I had no idea if I’d catch up in time, but I knew doing nothing would be worse.
3 months later, I started using AI in unexpected ways.
* When grief couldn’t wait: when I was asked to write a eulogy in under an hour, I panicked at the tight deadline. From my notes, AI helped me refine my final draft, but the family’s gratitude reminded me that the most impactful words come from a human, not a machine.
* I can now draft copy for any format in half the time (or less) with AI doing the initial plan and research. But the strategy comes from human intuition.
* For workshops and presentations, I generate slides using AI, but the real value comes from empathy – understanding the human pain points.
Then there’s my friend Desonny Tuzan of Charlie’s Cafe in Taman Desa.
When I first told him about AI, he hesitated. “Isn’t that for writers or engineers?”
But he tried anyway.
What happened next shocked me.
With zero technical background, Sonny used his creativity and empathy to use AI to design marketing collaterals for his cafe.

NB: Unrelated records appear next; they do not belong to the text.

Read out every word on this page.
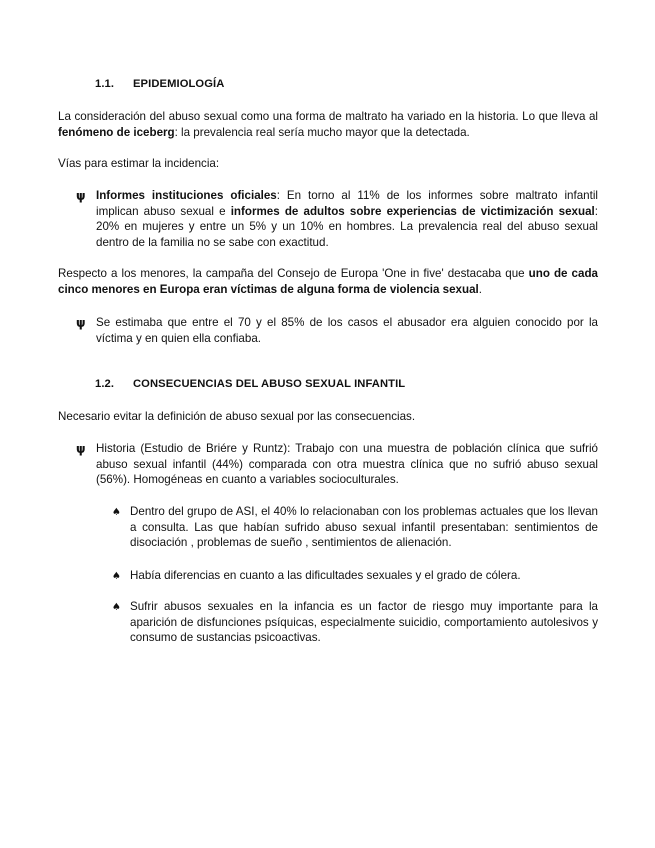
1.1. EPIDEMIOLOGÍA
La consideración del abuso sexual como una forma de maltrato ha variado en la historia. Lo que lleva al fenómeno de iceberg: la prevalencia real sería mucho mayor que la detectada.
Vías para estimar la incidencia:
ψ Informes instituciones oficiales: En torno al 11% de los informes sobre maltrato infantil implican abuso sexual e informes de adultos sobre experiencias de victimización sexual: 20% en mujeres y entre un 5% y un 10% en hombres. La prevalencia real del abuso sexual dentro de la familia no se sabe con exactitud.
Respecto a los menores, la campaña del Consejo de Europa 'One in five' destacaba que uno de cada cinco menores en Europa eran víctimas de alguna forma de violencia sexual.
ψ Se estimaba que entre el 70 y el 85% de los casos el abusador era alguien conocido por la víctima y en quien ella confiaba.
1.2. CONSECUENCIAS DEL ABUSO SEXUAL INFANTIL
Necesario evitar la definición de abuso sexual por las consecuencias.
ψ Historia (Estudio de Briére y Runtz): Trabajo con una muestra de población clínica que sufrió abuso sexual infantil (44%) comparada con otra muestra clínica que no sufrió abuso sexual (56%). Homogéneas en cuanto a variables socioculturales.
♠ Dentro del grupo de ASI, el 40% lo relacionaban con los problemas actuales que los llevan a consulta. Las que habían sufrido abuso sexual infantil presentaban: sentimientos de disociación , problemas de sueño , sentimientos de alienación.
♠ Había diferencias en cuanto a las dificultades sexuales y el grado de cólera.
♠ Sufrir abusos sexuales en la infancia es un factor de riesgo muy importante para la aparición de disfunciones psíquicas, especialmente suicidio, comportamiento autolesivos y consumo de sustancias psicoactivas.
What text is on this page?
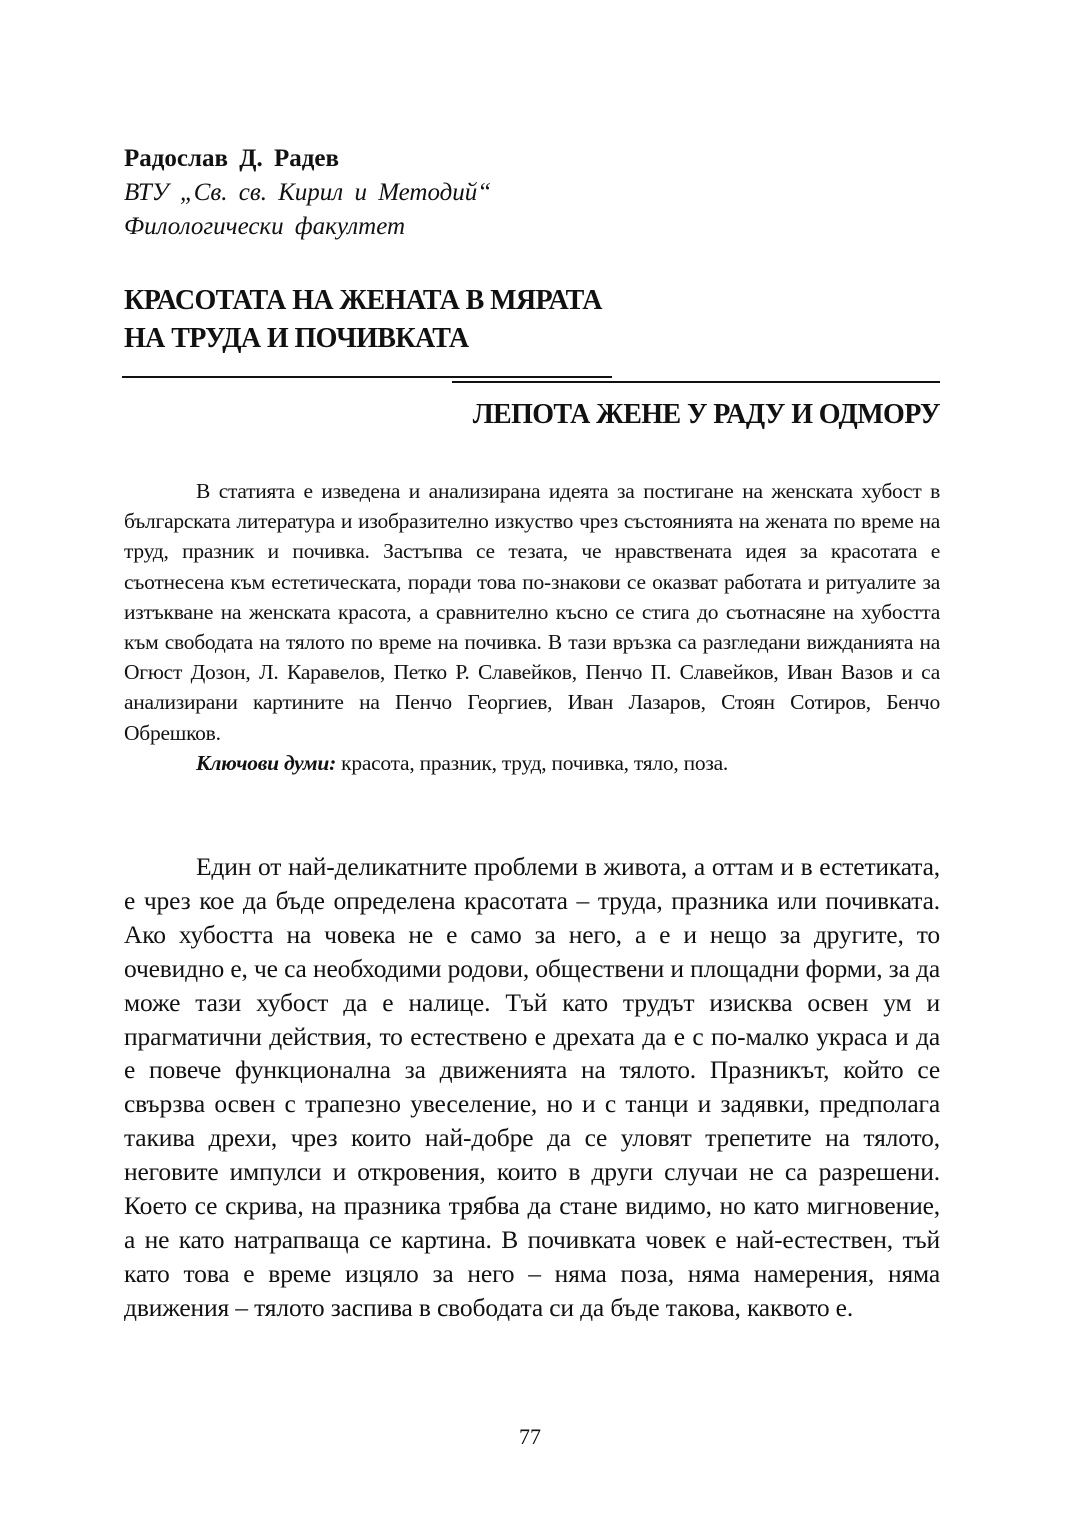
Радослав Д. Радев
ВТУ „Св. св. Кирил и Методий“
Филологически факултет
КРАСОТАТА НА ЖЕНАТА В МЯРАТА
НА ТРУДА И ПОЧИВКАТА
ЛЕПОТА ЖЕНЕ У РАДУ И ОДМОРУ

В статията е изведена и анализирана идеята за постигане на женската хубост в българската литература и изобразително изкуство чрез състоянията на жената по време на труд, празник и почивка. Застъпва се тезата, че нравствената идея за красотата е съотнесена към естетическата, поради това по-знакови се оказват работата и ритуалите за изтъкване на женската красота, а сравнително късно се стига до съотнасяне на хубостта към свободата на тялото по време на почивка. В тази връзка са разгледани вижданията на Огюст Дозон, Л. Каравелов, Петко Р. Славейков, Пенчо П. Славейков, Иван Вазов и са анализирани картините на Пенчо Георгиев, Иван Лазаров, Стоян Сотиров, Бенчо Обрешков.

Ключови думи: красота, празник, труд, почивка, тяло, поза.

Един от най-деликатните проблеми в живота, а оттам и в естетиката, е чрез кое да бъде определена красотата – труда, празника или почивката. Ако хубостта на човека не е само за него, а е и нещо за другите, то очевидно е, че са необходими родови, обществени и площадни форми, за да може тази хубост да е налице. Тъй като трудът изисква освен ум и прагматични действия, то естествено е дрехата да е с по-малко украса и да е повече функционална за движенията на тялото. Празникът, който се свързва освен с трапезно увеселение, но и с танци и задявки, предполага такива дрехи, чрез които най-добре да се уловят трепетите на тялото, неговите импулси и откровения, които в други случаи не са разрешени. Което се скрива, на празника трябва да стане видимо, но като мигновение, а не като натрапваща се картина. В почивката човек е най-естествен, тъй като това е време изцяло за него – няма поза, няма намерения, няма движения – тялото заспива в свободата си да бъде такова, каквото е.

77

Two weeks later, he was teaching ME AI tricks! (Thanks Sonny!)
Here’s what Sonny and I discovered:
💡AI mirrors our humanity.
💡It generates ideas, but can’t know which ones will resonate.
💡The magic happens at the intersection.
When curious minds ask “What if we tried …?” instead of “What will we lose?”
Your job title doesn’t matter.
Writer, engineer, or entrepreneur. Your greatest asset isn’t your skill set – it’s your curiosity.
So stay hungry.
Keep asking questions.
The future belongs to those who never stop learning.